“Mas Jesus lhes
respondeu: Meu Pai trabalha até agora, e eu trabalho também.” – João 5.17.
Eu sei que você
vai ler o texto acima e pensar na palavra trabalho. Coisa do nosso tempo, do
trabalho e produção na sociedade weberiana do capitalismo a perseguir o protestantismo, ou vice-versa.

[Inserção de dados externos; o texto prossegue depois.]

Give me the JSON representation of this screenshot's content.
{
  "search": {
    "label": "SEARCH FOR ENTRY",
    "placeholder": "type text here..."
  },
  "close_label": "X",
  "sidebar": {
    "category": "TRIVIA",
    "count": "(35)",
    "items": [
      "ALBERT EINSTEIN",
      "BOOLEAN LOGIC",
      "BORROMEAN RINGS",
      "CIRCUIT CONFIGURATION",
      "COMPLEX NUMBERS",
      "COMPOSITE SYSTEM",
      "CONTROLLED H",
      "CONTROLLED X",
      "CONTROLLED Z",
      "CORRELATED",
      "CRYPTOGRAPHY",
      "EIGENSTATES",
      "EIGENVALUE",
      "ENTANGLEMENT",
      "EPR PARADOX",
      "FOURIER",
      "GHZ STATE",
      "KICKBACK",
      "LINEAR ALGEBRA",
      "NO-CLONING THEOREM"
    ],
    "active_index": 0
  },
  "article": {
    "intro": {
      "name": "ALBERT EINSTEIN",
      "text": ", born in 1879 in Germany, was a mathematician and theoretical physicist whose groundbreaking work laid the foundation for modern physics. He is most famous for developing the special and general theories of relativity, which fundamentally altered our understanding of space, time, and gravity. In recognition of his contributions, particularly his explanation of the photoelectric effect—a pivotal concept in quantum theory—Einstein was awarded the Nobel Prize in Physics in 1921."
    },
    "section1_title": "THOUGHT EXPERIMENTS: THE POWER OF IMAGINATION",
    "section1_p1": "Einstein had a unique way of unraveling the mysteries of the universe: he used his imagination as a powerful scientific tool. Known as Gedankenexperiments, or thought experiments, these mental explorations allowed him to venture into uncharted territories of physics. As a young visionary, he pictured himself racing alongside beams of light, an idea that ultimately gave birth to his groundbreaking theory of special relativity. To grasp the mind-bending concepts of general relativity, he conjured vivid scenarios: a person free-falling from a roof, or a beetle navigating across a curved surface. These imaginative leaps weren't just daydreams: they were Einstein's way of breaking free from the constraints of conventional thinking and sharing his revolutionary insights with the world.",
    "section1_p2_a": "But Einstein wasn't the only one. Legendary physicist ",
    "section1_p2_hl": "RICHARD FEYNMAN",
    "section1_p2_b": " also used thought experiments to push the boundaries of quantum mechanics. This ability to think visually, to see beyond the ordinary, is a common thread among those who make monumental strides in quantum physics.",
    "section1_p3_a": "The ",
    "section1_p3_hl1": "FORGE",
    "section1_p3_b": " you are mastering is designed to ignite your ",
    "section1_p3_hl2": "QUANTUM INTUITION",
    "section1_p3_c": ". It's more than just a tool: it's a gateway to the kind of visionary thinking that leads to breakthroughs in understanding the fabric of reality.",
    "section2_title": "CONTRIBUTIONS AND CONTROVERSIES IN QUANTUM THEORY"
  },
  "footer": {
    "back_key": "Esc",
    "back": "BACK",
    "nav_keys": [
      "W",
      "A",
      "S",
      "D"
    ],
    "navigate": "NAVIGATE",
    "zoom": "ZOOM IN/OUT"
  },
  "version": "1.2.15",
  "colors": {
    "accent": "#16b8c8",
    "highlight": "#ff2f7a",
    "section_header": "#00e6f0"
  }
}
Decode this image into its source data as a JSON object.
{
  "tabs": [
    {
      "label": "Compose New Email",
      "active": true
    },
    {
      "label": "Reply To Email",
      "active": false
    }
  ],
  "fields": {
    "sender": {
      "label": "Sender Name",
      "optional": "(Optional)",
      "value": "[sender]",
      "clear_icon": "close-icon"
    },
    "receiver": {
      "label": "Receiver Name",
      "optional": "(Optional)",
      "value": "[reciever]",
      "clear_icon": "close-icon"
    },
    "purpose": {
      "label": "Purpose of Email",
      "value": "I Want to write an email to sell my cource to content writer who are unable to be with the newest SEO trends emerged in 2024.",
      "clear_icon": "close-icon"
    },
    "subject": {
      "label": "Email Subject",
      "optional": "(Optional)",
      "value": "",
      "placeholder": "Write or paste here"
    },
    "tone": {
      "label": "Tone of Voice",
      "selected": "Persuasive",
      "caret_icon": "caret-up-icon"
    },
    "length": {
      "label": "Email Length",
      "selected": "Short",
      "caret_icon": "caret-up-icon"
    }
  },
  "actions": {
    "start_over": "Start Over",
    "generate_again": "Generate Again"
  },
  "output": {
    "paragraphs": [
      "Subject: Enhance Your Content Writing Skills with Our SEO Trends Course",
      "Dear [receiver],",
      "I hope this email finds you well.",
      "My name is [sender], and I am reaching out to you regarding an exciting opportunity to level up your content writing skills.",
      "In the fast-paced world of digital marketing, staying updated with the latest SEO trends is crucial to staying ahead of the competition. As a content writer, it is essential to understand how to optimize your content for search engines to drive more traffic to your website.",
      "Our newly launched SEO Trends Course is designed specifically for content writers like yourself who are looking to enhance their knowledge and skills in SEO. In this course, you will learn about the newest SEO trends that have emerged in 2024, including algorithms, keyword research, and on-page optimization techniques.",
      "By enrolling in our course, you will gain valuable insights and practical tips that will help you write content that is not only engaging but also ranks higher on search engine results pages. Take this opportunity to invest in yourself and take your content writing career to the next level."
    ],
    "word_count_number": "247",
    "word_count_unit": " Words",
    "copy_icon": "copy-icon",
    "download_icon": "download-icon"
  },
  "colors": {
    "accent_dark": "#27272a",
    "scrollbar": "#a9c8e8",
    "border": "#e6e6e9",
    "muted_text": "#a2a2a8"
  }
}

Amamos tanto o trabalho, que perdemos o tempo do texto, e o ‘agora’, ou “até
agora”, é que dá sentido ao rompimento de Deus com o próprio sagrado: Deus
também trabalha aos sábados, e eu só estou fazendo o que ele faz, disse Jesus.
E o trabalho
tinha sido esse mesmo. Enquanto os judeus se reuniam em festa, religiosa e litúrgica,
é claro, Jesus fora ao lugar dos miseráveis, em busca da miséria, não muito
longe do templo e da festa, e caminhou entre os esquecidos, e lá entre os
miseráveis havia alguém, sem nome, sobrenome ou pronome, à espera de um anjo,
um milagre, uma aparição, um cair do céu que não era céu, que viesse de algum
canto, mas que não era do templo, nem das pessoas, mas do sobrenatural mesmo e
fizesse o que se pensava, ou desejava, ou ainda no que se acreditava apenas
como esperança, e o anjo sem corpo mergulharia na água sem ser visto,
transformaria aquela água em esperança e vida, e daí quem entrasse primeiro
seria curado de qualquer coisa, fosse o que fosse, bastava entrar, na corrida
dos miseráveis, excluídos, abandonados e que nem sabiam o que tanto eram,
caia-se na água doente e saía curado pelo milagre. Foi a esse imaginário de fim
da esperança que Jesus foi. Sequer se deu à preocupação de conversar sobre
anjos e demônios, nem sobre o passado do miserável, nem do seu nome, não disse
mais nada a não ser o toma a tua maca e anda, coisa impossível a quem sequer
conseguia sair do lugar. E era sábado.
No sábado era
possível fazer festa, celebrar e cantar, mas não dar vida a quem precisava.
O curado, que
não sabia quem era Jesus, não tardou a entregá-lo para os judeus, com a
finalidade de livrar a própria fidelidade. O miserável, que abandonara a
condição de miséria, tão logo se viu livre da tragédia, galgou os espaços do
crescimento na vida e foi juntar-se aos que antes o haviam esquecido, e abraçou
a religião que o condenara e tornou-se um deles, porque a miséria humana tem
memória curta e juntar-se aos libertadores, mesmo que opressores, é melhor que
estar no meio dos excluídos, pois o pertencimento e submissão voluntária
explicam a ausência de necessidade de esforço do opressor.
Então
questionaram Jesus e saiu a pérola da condenação do sagrado que segrega,
exclui, e é incapaz de ver a miséria, compadecer-se dela e ver na libertação da
vida o sentido da profundidade do discurso religioso. Eu nunca pensei num Deus
trabalhando no dia do sagrado, como se este não tivesse qualquer importância; é
a declaração de que tudo estava às avessas, e o caminho da misericórdia não
poderia passar pela trilha da religião sem o humano, mesmo que o próprio curado
não tivesse compreendido isso. Isto porque a ingratidão não é a mediadora da
graça, e a graça continua sendo graça, mesmo quando não é compreendida ou
abraçada.
Um Deus que
trabalha aos sábados: simplesmente genial.